Le périmètre de l’audit dépend naturellement du statut, des produits distribués et de l'organisation de chaque structure. Néanmoins, plusieurs grands blocs réglementaires doivent faire l’objet d’une attention particulière.

1. La DDA et le devoir de conseil

La Directive sur la Distribution d’Assurances reste l’un des piliers de la conformité des distributeurs.

L’audit doit notamment permettre de vérifier la qualité et la traçabilité du parcours de conseil : les besoins et exigences du client ont-ils été correctement recueillis ? La recommandation formulée est-elle cohérente avec sa situation ? Le conseil est-il suffisamment motivé et documenté ?

Il faut également contrôler la bonne remise des informations précontractuelles, la transparence requise sur la relation avec les assureurs et la rémunération, ainsi que les dispositifs de prévention des conflits d’intérêts.

Le point essentiel est ici la preuve.

En cas de contrôle ou de contestation, le distributeur doit être capable de reconstituer le parcours ayant conduit à la recommandation du contrat.

2. La gouvernance et la surveillance des produits – POG

La conformité ne concerne pas uniquement la manière dont un produit est vendu. Elle concerne également à qui il est vendu.

Les dispositifs de gouvernance et de surveillance des produits – ou POG – impliquent notamment de respecter le marché cible défini pour chaque produit.

Pour le distributeur, cela suppose de vérifier que les contrats proposés correspondent effectivement aux caractéristiques et aux besoins des clients auxquels ils sont destinés.

L’audit peut donc contrôler :

  • la disponibilité des informations relatives aux marchés cibles ;
  • leur prise en compte dans les processus de distribution ;
  • l’identification d'éventuelles ventes en dehors du marché cible ;
  • la remontée des informations pertinentes aux concepteurs des produits ;
  • les procédures permettant d’identifier les difficultés rencontrées sur le terrain.

Pour les cabinets distribuant un grand nombre de produits ou travaillant avec plusieurs partenaires assureurs, la structuration de ces informations devient rapidement indispensable.

3. Le RGPD et la gestion des données

Les distributeurs d’assurance manipulent quotidiennement un volume considérable de données personnelles.

Coordonnées, informations professionnelles, situation familiale, données patrimoniales ou, selon les activités, informations particulièrement sensibles : leur collecte et leur conservation doivent être encadrées.

Un audit doit donc interroger l’ensemble du cycle de vie de la donnée.

Pourquoi cette information est-elle collectée ? Sur quelle base juridique ? Combien de temps est-elle conservée ? Qui peut y accéder ? Comment le client peut-il exercer ses droits ? Que se passe-t-il lorsqu’un collaborateur quitte le cabinet ?
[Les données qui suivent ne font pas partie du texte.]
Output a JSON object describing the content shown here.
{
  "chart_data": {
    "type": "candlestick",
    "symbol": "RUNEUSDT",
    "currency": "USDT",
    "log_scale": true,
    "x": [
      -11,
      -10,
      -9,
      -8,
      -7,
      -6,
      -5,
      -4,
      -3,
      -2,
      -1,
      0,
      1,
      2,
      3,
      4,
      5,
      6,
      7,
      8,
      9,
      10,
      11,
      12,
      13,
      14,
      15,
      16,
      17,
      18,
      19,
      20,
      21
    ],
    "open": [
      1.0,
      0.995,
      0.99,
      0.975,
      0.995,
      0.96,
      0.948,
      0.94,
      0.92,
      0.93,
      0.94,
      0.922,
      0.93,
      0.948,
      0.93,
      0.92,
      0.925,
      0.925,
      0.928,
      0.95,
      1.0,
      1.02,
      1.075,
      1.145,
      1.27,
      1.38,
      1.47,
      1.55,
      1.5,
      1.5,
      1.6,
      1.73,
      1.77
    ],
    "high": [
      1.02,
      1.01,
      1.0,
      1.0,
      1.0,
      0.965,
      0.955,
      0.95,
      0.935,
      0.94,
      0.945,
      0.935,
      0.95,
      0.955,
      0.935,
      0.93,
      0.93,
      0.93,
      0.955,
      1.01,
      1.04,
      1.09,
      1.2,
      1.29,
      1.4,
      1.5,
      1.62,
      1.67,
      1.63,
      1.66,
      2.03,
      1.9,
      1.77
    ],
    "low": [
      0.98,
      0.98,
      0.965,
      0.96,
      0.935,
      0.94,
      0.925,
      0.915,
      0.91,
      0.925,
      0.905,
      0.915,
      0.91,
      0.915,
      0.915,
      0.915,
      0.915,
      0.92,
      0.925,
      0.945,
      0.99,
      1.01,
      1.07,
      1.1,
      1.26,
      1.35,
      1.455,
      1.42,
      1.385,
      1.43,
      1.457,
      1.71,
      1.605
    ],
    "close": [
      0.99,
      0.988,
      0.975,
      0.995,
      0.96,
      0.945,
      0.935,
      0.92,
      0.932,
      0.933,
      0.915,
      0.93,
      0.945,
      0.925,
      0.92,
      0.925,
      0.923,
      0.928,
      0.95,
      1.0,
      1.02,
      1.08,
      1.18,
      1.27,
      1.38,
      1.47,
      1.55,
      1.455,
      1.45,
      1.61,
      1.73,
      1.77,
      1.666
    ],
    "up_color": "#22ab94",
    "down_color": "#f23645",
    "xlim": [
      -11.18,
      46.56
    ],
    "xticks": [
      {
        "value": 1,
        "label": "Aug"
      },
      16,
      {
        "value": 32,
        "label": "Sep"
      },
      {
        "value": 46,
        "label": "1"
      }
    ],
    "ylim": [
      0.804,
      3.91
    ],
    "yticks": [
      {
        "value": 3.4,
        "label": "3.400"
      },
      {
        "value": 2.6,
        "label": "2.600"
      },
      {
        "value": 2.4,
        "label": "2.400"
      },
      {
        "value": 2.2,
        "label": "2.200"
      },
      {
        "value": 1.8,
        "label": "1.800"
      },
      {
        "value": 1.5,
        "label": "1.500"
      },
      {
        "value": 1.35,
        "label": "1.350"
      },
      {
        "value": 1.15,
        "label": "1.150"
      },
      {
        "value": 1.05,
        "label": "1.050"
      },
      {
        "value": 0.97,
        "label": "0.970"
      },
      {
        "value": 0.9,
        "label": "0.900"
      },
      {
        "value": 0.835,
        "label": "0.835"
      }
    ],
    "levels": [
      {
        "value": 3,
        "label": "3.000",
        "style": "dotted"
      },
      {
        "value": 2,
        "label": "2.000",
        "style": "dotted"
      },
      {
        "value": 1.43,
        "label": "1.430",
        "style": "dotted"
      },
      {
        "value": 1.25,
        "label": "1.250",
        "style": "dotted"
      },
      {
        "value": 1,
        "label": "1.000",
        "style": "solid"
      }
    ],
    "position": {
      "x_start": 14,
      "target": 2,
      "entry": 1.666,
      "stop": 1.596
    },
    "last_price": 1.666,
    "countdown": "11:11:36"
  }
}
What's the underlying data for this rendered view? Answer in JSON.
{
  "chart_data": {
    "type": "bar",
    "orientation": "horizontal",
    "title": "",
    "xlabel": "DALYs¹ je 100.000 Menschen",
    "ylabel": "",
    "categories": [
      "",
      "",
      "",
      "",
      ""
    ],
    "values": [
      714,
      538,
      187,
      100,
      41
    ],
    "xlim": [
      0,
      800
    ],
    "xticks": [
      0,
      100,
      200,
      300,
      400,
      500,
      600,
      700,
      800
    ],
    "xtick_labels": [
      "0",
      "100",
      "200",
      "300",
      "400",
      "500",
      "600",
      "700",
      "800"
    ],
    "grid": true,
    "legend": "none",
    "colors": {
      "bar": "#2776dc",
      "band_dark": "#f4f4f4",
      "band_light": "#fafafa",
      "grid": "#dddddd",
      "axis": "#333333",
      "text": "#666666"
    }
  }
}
La multiplication des outils digitaux rend cette vigilance d’autant plus importante. CRM, formulaires en ligne, emailing, solutions d’IA, stockage documentaire ou outils collaboratifs peuvent multiplier les traitements et les flux de données.

 

4. La lutte contre le blanchiment et le financement du terrorisme

Selon leurs activités et les produits distribués, les professionnels concernés par les obligations de LCB-FT doivent également vérifier régulièrement la robustesse de leur dispositif.

Cela passe notamment par la connaissance du client, l’évaluation des risques, la vigilance applicable à la relation d’affaires, la détection des situations atypiques et la conservation des justificatifs nécessaires.

L’audit permet alors de vérifier deux dimensions : l’existence de procédures adaptées et leur bonne application par les collaborateurs concernés.

→ Là encore, disposer d’une procédure ne suffit pas si celle-ci n’est pas connue, comprise ou utilisée par les équipes.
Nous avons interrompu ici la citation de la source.